Mediante autorización explícita del doctor dueño de su cubículo de dos por tres, permiso efectuado mediante su laringe al gritarme “pase” en un coro de gallos increible al tratarse de una sola palabra, me introduje en la consulta. Una pequeña caja de zapatos guardaba a un facultativo con bigote. Empecé a preguntarme si la profusión de bigotes sería una plaga cuando me ordenó desnudarme. Cual cuadro renacentista me presenté ante el como sólo mi madre y una rubia de Cuenca me habían visto. El galeno se aclaró la voz, contó mis pezones, y con todo correcto, entabló conmigo una sincera conversación.

- A ver, ¿qué le pasa en el brazo? –me diagnosticó con una rapidez sorprendente, sólo fijándose en el descolgamiento de extremidad que me hacía parecer una balanza descompensada incluso a oscuras.
- Una barra de hierro, un incidente desafortunado.
- ¿Le duele si le toco?
- Me duele si me mira, le ruego se ahorre el tacto.
- Bien bien –dijo pensando en los gorriones a juzgar por su inclinación de cabeza –esto va a estar roto.
- Roto sin duda. ¿Tiene arreglo?
- Por supuesto. Podemos hacer varias cosas.
- Bien.
- Sí...
- Por ejemplo...
- Ah, claro, podemos escayolar.
- Eso está demodé –dije haciendo gala de mis gustos por la moda, los movimientos artísticos y demás puñetas superficiales –quizás algo más moderno...
- Un cabestrillo...es muy de esquiador...queda muy bien para las visitas.
- Ya veo, no carece de lógica su argumento...¿hay algún tratamiento más, ultrasecreto, que usted y su institución no quieren revelarme, a pesar de trabajar en esto, debido sin duda a una conspiración a nivel mundial que haría tintar de blanco el pelo del más valeroso hombre?
- No puedo decírselo.
- Por tanto, la hay

No pudo resistirse a mi sagacidad de investigador, cultivada durante tantos años de visionar capítulos a medias de “se ha escrito un crimen” y otros seriales de igual tamaño artístico. Derrumbado cual testigo clave en mitad de un proceso, golpeó con furia su mesa. Descolgó el teléfono y solicitó una nueva, que le fue entregada al instante vía ventana, retirándose la anterior con leves desperfectos. Terminada la mudanza me miró a los ojos. Vencido por su enemigo, me ofreció una nueva solución.

- Podemos instalarle un brazo biónico – dijo, resignado.

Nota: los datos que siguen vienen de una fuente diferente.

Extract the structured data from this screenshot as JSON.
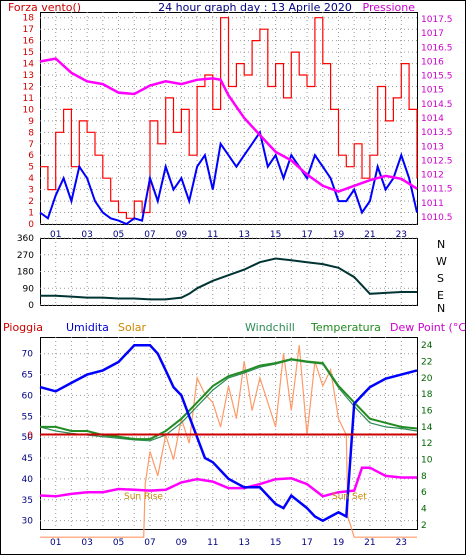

Al instante me ví surcando galaxias en pos de la justicia. Desfaciendo entuertos. Deteniendo locomotoras, aniquilando extraterrestres de colores chillones, recibiendo el amor de entregadas doncellas. Cambiando el curso de la historia, defendiendo al inocente, al débil, al desprotegido. Erguido como figura principal de la lucha por la justicia y el orden establecido. Construiría un refugio en un lugar apartado. Sería taciturno, misterioso, opaco al ciudadano. Quizás un sosías por el día, un defensor al caer la noche. Haría frente a un taimado y astuto archienemigo, una mezcla de profesor Moriarty y amenaza venida de las estrellas, una némesis recurrente, odiada y respetada al tiempo. Un héroe, en definitiva.

- Ahora bien. Eso no lo cubre el seguro.

También se puede defender el mundo con una escayola. Y si no, por lo menos los compañeros del trabajo me la firmarían y Gutierrez me dibujaría un órgano sexual masculino en color rojo. Ya saben, no soy partidario de usar epítetos malsonantes.

Y Gutierrez es mucho de dibujar guarrerías.